Determinism and backwards compatibility
Every lever uses a dedicated RNG stream — `template_rng`, `account_rng`, `reversal_rng`, `allocation_rng`, `fx_rng` — so the direct amount, line-count, and date draws on the main RNG are untouched. The output for a given seed is reproducible. It is NOT byte-for-byte identical to 5.28, because the selected account is fed to line-text generation (whose RNG draw count is account-dependent) — so downstream amount values shift even though their distributions are unchanged.
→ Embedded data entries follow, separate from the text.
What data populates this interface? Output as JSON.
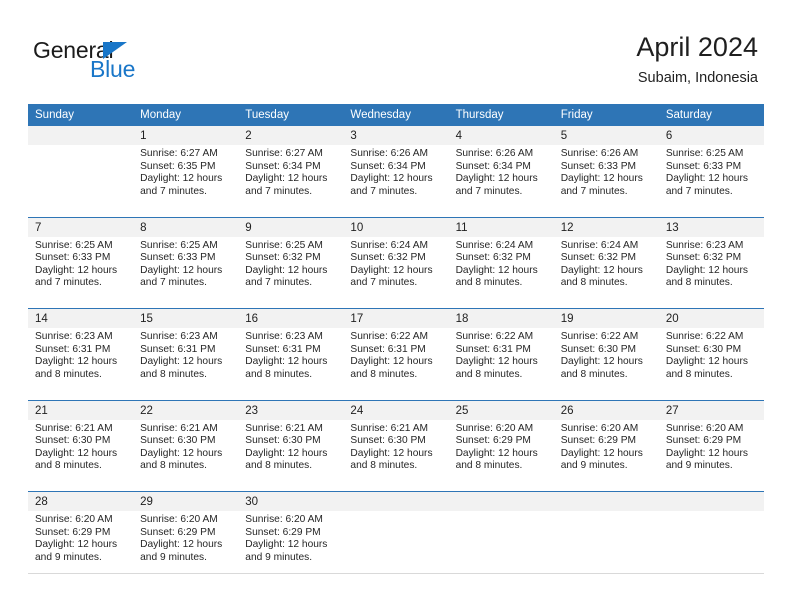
{
  "brand": {
    "name_top": "General",
    "name_bottom": "Blue",
    "triangle_color": "#1976c8"
  },
  "header": {
    "month_title": "April 2024",
    "location": "Subaim, Indonesia",
    "header_bg": "#2e75b6",
    "number_band_bg": "#f2f2f2"
  },
  "weekdays": [
    "Sunday",
    "Monday",
    "Tuesday",
    "Wednesday",
    "Thursday",
    "Friday",
    "Saturday"
  ],
  "weeks": [
    {
      "numbers": [
        "",
        "1",
        "2",
        "3",
        "4",
        "5",
        "6"
      ],
      "cells": [
        {
          "sunrise": "",
          "sunset": "",
          "daylight_1": "",
          "daylight_2": ""
        },
        {
          "sunrise": "Sunrise: 6:27 AM",
          "sunset": "Sunset: 6:35 PM",
          "daylight_1": "Daylight: 12 hours",
          "daylight_2": "and 7 minutes."
        },
        {
          "sunrise": "Sunrise: 6:27 AM",
          "sunset": "Sunset: 6:34 PM",
          "daylight_1": "Daylight: 12 hours",
          "daylight_2": "and 7 minutes."
        },
        {
          "sunrise": "Sunrise: 6:26 AM",
          "sunset": "Sunset: 6:34 PM",
          "daylight_1": "Daylight: 12 hours",
          "daylight_2": "and 7 minutes."
        },
        {
          "sunrise": "Sunrise: 6:26 AM",
          "sunset": "Sunset: 6:34 PM",
          "daylight_1": "Daylight: 12 hours",
          "daylight_2": "and 7 minutes."
        },
        {
          "sunrise": "Sunrise: 6:26 AM",
          "sunset": "Sunset: 6:33 PM",
          "daylight_1": "Daylight: 12 hours",
          "daylight_2": "and 7 minutes."
        },
        {
          "sunrise": "Sunrise: 6:25 AM",
          "sunset": "Sunset: 6:33 PM",
          "daylight_1": "Daylight: 12 hours",
          "daylight_2": "and 7 minutes."
        }
      ]
    },
    {
      "numbers": [
        "7",
        "8",
        "9",
        "10",
        "11",
        "12",
        "13"
      ],
      "cells": [
        {
          "sunrise": "Sunrise: 6:25 AM",
          "sunset": "Sunset: 6:33 PM",
          "daylight_1": "Daylight: 12 hours",
          "daylight_2": "and 7 minutes."
        },
        {
          "sunrise": "Sunrise: 6:25 AM",
          "sunset": "Sunset: 6:33 PM",
          "daylight_1": "Daylight: 12 hours",
          "daylight_2": "and 7 minutes."
        },
        {
          "sunrise": "Sunrise: 6:25 AM",
          "sunset": "Sunset: 6:32 PM",
          "daylight_1": "Daylight: 12 hours",
          "daylight_2": "and 7 minutes."
        },
        {
          "sunrise": "Sunrise: 6:24 AM",
          "sunset": "Sunset: 6:32 PM",
          "daylight_1": "Daylight: 12 hours",
          "daylight_2": "and 7 minutes."
        },
        {
          "sunrise": "Sunrise: 6:24 AM",
          "sunset": "Sunset: 6:32 PM",
          "daylight_1": "Daylight: 12 hours",
          "daylight_2": "and 8 minutes."
        },
        {
          "sunrise": "Sunrise: 6:24 AM",
          "sunset": "Sunset: 6:32 PM",
          "daylight_1": "Daylight: 12 hours",
          "daylight_2": "and 8 minutes."
        },
        {
          "sunrise": "Sunrise: 6:23 AM",
          "sunset": "Sunset: 6:32 PM",
          "daylight_1": "Daylight: 12 hours",
          "daylight_2": "and 8 minutes."
        }
      ]
    },
    {
      "numbers": [
        "14",
        "15",
        "16",
        "17",
        "18",
        "19",
        "20"
      ],
      "cells": [
        {
          "sunrise": "Sunrise: 6:23 AM",
          "sunset": "Sunset: 6:31 PM",
          "daylight_1": "Daylight: 12 hours",
          "daylight_2": "and 8 minutes."
        },
        {
          "sunrise": "Sunrise: 6:23 AM",
          "sunset": "Sunset: 6:31 PM",
          "daylight_1": "Daylight: 12 hours",
          "daylight_2": "and 8 minutes."
        },
        {
          "sunrise": "Sunrise: 6:23 AM",
          "sunset": "Sunset: 6:31 PM",
          "daylight_1": "Daylight: 12 hours",
          "daylight_2": "and 8 minutes."
        },
        {
          "sunrise": "Sunrise: 6:22 AM",
          "sunset": "Sunset: 6:31 PM",
          "daylight_1": "Daylight: 12 hours",
          "daylight_2": "and 8 minutes."
        },
        {
          "sunrise": "Sunrise: 6:22 AM",
          "sunset": "Sunset: 6:31 PM",
          "daylight_1": "Daylight: 12 hours",
          "daylight_2": "and 8 minutes."
        },
        {
          "sunrise": "Sunrise: 6:22 AM",
          "sunset": "Sunset: 6:30 PM",
          "daylight_1": "Daylight: 12 hours",
          "daylight_2": "and 8 minutes."
        },
        {
          "sunrise": "Sunrise: 6:22 AM",
          "sunset": "Sunset: 6:30 PM",
          "daylight_1": "Daylight: 12 hours",
          "daylight_2": "and 8 minutes."
        }
      ]
    },
    {
      "numbers": [
        "21",
        "22",
        "23",
        "24",
        "25",
        "26",
        "27"
      ],
      "cells": [
        {
          "sunrise": "Sunrise: 6:21 AM",
          "sunset": "Sunset: 6:30 PM",
          "daylight_1": "Daylight: 12 hours",
          "daylight_2": "and 8 minutes."
        },
        {
          "sunrise": "Sunrise: 6:21 AM",
          "sunset": "Sunset: 6:30 PM",
          "daylight_1": "Daylight: 12 hours",
          "daylight_2": "and 8 minutes."
        },
        {
          "sunrise": "Sunrise: 6:21 AM",
          "sunset": "Sunset: 6:30 PM",
          "daylight_1": "Daylight: 12 hours",
          "daylight_2": "and 8 minutes."
        },
        {
          "sunrise": "Sunrise: 6:21 AM",
          "sunset": "Sunset: 6:30 PM",
          "daylight_1": "Daylight: 12 hours",
          "daylight_2": "and 8 minutes."
        },
        {
          "sunrise": "Sunrise: 6:20 AM",
          "sunset": "Sunset: 6:29 PM",
          "daylight_1": "Daylight: 12 hours",
          "daylight_2": "and 8 minutes."
        },
        {
          "sunrise": "Sunrise: 6:20 AM",
          "sunset": "Sunset: 6:29 PM",
          "daylight_1": "Daylight: 12 hours",
          "daylight_2": "and 9 minutes."
        },
        {
          "sunrise": "Sunrise: 6:20 AM",
          "sunset": "Sunset: 6:29 PM",
          "daylight_1": "Daylight: 12 hours",
          "daylight_2": "and 9 minutes."
        }
      ]
    },
    {
      "numbers": [
        "28",
        "29",
        "30",
        "",
        "",
        "",
        ""
      ],
      "cells": [
        {
          "sunrise": "Sunrise: 6:20 AM",
          "sunset": "Sunset: 6:29 PM",
          "daylight_1": "Daylight: 12 hours",
          "daylight_2": "and 9 minutes."
        },
        {
          "sunrise": "Sunrise: 6:20 AM",
          "sunset": "Sunset: 6:29 PM",
          "daylight_1": "Daylight: 12 hours",
          "daylight_2": "and 9 minutes."
        },
        {
          "sunrise": "Sunrise: 6:20 AM",
          "sunset": "Sunset: 6:29 PM",
          "daylight_1": "Daylight: 12 hours",
          "daylight_2": "and 9 minutes."
        },
        {
          "sunrise": "",
          "sunset": "",
          "daylight_1": "",
          "daylight_2": ""
        },
        {
          "sunrise": "",
          "sunset": "",
          "daylight_1": "",
          "daylight_2": ""
        },
        {
          "sunrise": "",
          "sunset": "",
          "daylight_1": "",
          "daylight_2": ""
        },
        {
          "sunrise": "",
          "sunset": "",
          "daylight_1": "",
          "daylight_2": ""
        }
      ]
    }
  ]
}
If you need 5.28 output (e.g., a regression test that pins specific row values), every lever can be disabled. Set `recurring_templates: false`, `account_concentration: 0.0`, `reversal_rate: 0.0`, `allocation_batch_rate: 0.0`, `business_unit_dimension: false`. The 5.28 behavior is preserved exactly. JE balance, Benford compliance, and amount/line-count marginal distributions are preserved across every configuration.
How to try it
All five levers are surfaced in the Generate wizard. Multi-currency is Scale+ tier-gated (the Enrich step has an expandable section); the other four are on by default for every tier and need no configuration. Via the API:
{ "preset": "manufacturing_mid", "rows": { "journal_entries": 50000 }, "transactions": { "recurring_templates": true, "account_concentration": 2.0, "reversal_rate": 0.10, "allocation_batch_rate": 0.008, "business_unit_dimension": true, "foreign_currency_rate": 0.035 }}Or just submit without any `transactions` block — every default in 5.29 lands you at corpus parity. The wizard's preset configurations match.
What's next
5.29 closes the corpus-grounded structural-fidelity loop. The next round (5.30) is about validating that closure rigorously: a Sajja-style exact detection-rate eval (research-grade fraud-detection benchmarking), per-source IET burst clustering for temporal realism, and per-process fraud rate overrides for ML training datasets that want differential difficulty across business processes. We're also tightening the memory ceiling on enterprise-scale group consolidations (streaming aggregate walks, IC-only JE retention, mimalloc as global allocator).
The plan: stop adding realism features and start proving the ones we have. We'll have more to share when 5.30 ships.